New Distribution Models Needed

“The distribution business has been present in Saudi Arabia for many years, initially as a simple warehousing and transport service for multinational companies’ products. However, with the development of the industry in recent years, this traditional model is no longer sufficient,” says Ismail Shehada from the Saudi Chemical Company Holding (SCCH).

The SCCH owns SITCO Pharma, one of the bigger distributors for multinationals with a market share of 11.3 percent and over 30 pharma partners. “Additionally, the Saudi FDA is focusing on ensuring supply security of certain medicines, with six months’ worth of minimum stocks, and this requires a stronger logistics infrastructure to meet the needs of the Kingdom’s healthcare sector,” he explains.

For his part, Algosaibi’s Khaled Harb reveals that “in the old model, few distributors conducted marketing and promotional activities, but this has changed as companies are encouraged to take a business from end to end. Companies in our business often do distribution, sales, marketing, and promotion. Another important change is that most multinational companies now have a trade license which were only given to Saudi companies in the past, so they can now import and sell.”

Algosaibi currently employs over 2,000 people to cover the entire Kingdom and is a strategic distribution partner of hospitals, polyclinics, community pharmacies and a wide spectrum of providers. The company established one of the first nationwide distribution networks for the wholesale of medical and pharmaceutical products and distributes for around 25 pharma manufacturers through four distribution centres, reaching almost all hospitals and 99 percent of retail pharmacies in Saudi Arabia.

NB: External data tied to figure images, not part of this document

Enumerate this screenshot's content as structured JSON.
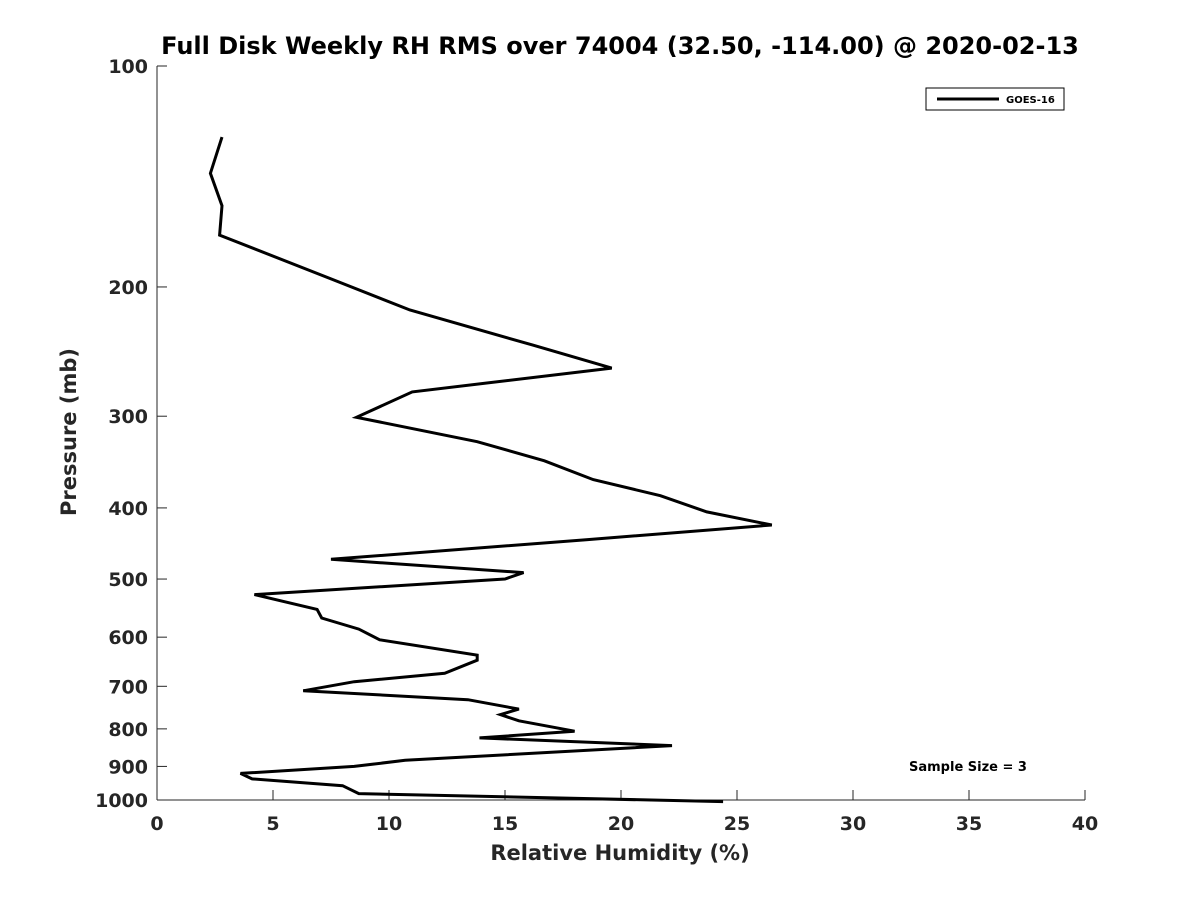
{
  "chart_data": {
    "type": "line",
    "title": "Full Disk Weekly RH RMS over 74004 (32.50, -114.00) @ 2020-02-13",
    "xlabel": "Relative Humidity (%)",
    "ylabel": "Pressure (mb)",
    "xlim": [
      0,
      40
    ],
    "ylim": [
      1000,
      100
    ],
    "yscale": "log",
    "xticks": [
      0,
      5,
      10,
      15,
      20,
      25,
      30,
      35,
      40
    ],
    "yticks": [
      100,
      200,
      300,
      400,
      500,
      600,
      700,
      800,
      900,
      1000
    ],
    "grid": false,
    "legend_position": "top-right",
    "series": [
      {
        "name": "GOES-16",
        "color": "#000000",
        "points": [
          [
            2.8,
            125
          ],
          [
            2.3,
            140
          ],
          [
            2.8,
            155
          ],
          [
            2.7,
            170
          ],
          [
            7.5,
            195
          ],
          [
            10.9,
            215
          ],
          [
            16.2,
            240
          ],
          [
            19.6,
            258
          ],
          [
            11.0,
            278
          ],
          [
            8.6,
            301
          ],
          [
            13.8,
            325
          ],
          [
            16.7,
            345
          ],
          [
            18.8,
            366
          ],
          [
            21.7,
            385
          ],
          [
            23.7,
            405
          ],
          [
            26.5,
            422
          ],
          [
            18.5,
            442
          ],
          [
            7.5,
            470
          ],
          [
            15.8,
            490
          ],
          [
            15.0,
            500
          ],
          [
            4.2,
            525
          ],
          [
            6.9,
            550
          ],
          [
            7.1,
            565
          ],
          [
            8.7,
            585
          ],
          [
            9.6,
            605
          ],
          [
            13.8,
            635
          ],
          [
            13.8,
            645
          ],
          [
            12.4,
            672
          ],
          [
            8.5,
            690
          ],
          [
            6.3,
            710
          ],
          [
            13.4,
            730
          ],
          [
            15.6,
            752
          ],
          [
            14.8,
            765
          ],
          [
            15.6,
            780
          ],
          [
            18.0,
            806
          ],
          [
            13.9,
            823
          ],
          [
            22.2,
            843
          ],
          [
            10.7,
            883
          ],
          [
            8.5,
            900
          ],
          [
            3.6,
            920
          ],
          [
            4.1,
            936
          ],
          [
            8.0,
            956
          ],
          [
            8.7,
            980
          ],
          [
            24.4,
            1005
          ]
        ]
      }
    ],
    "annotation": "Sample Size = 3"
  }
}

“We have different business models including the traditional hosting model in which we provide sales and distribution support to partners. The other model is the end-to-end model in which we take care of promotion and create the demand, and the third is the authorized distributor model where we act as the authorized distributor of companies that already have a legal entity. In addition, we offer third party logistics (3PL),” Harb reveals. “There is healthy competition in the Saudi market. We are all trying to provide top quality distribution services to the end-user.”

 

From Distributor to Pharma Company

A final trend is for local distributors to transition into fully-fledged pharmaceutical companies, as the Tamer Group has. “Distributors will have to continually reinvent themselves to provide new services and solutions geared to current market realities,” says Ayman Tamer.

One of the oldest in Saudi Arabia, Tamer Group started as a pharmacy in the late 1950s, later moving into consumer healthcare, opening a medical division to distribute for Big Pharma, and finally building a manufacturing site in 1993 via a joint venture with Daiichi Sankyo and Astellas.

“We started by building our promotional capability and hiring medical reps. Today, the group has more than 600 medical reps both for our own brands and those we in-license, a promotional capability that has strengthened our go-to-market strategy, which is especially useful for our smaller partners that are unable to invest in their own teams,” recalls Ayman Tamer. “Our go-to-market reach is 91 percent for direct distribution and 98 percent for weighted distribution, with very little reliance on wholesale.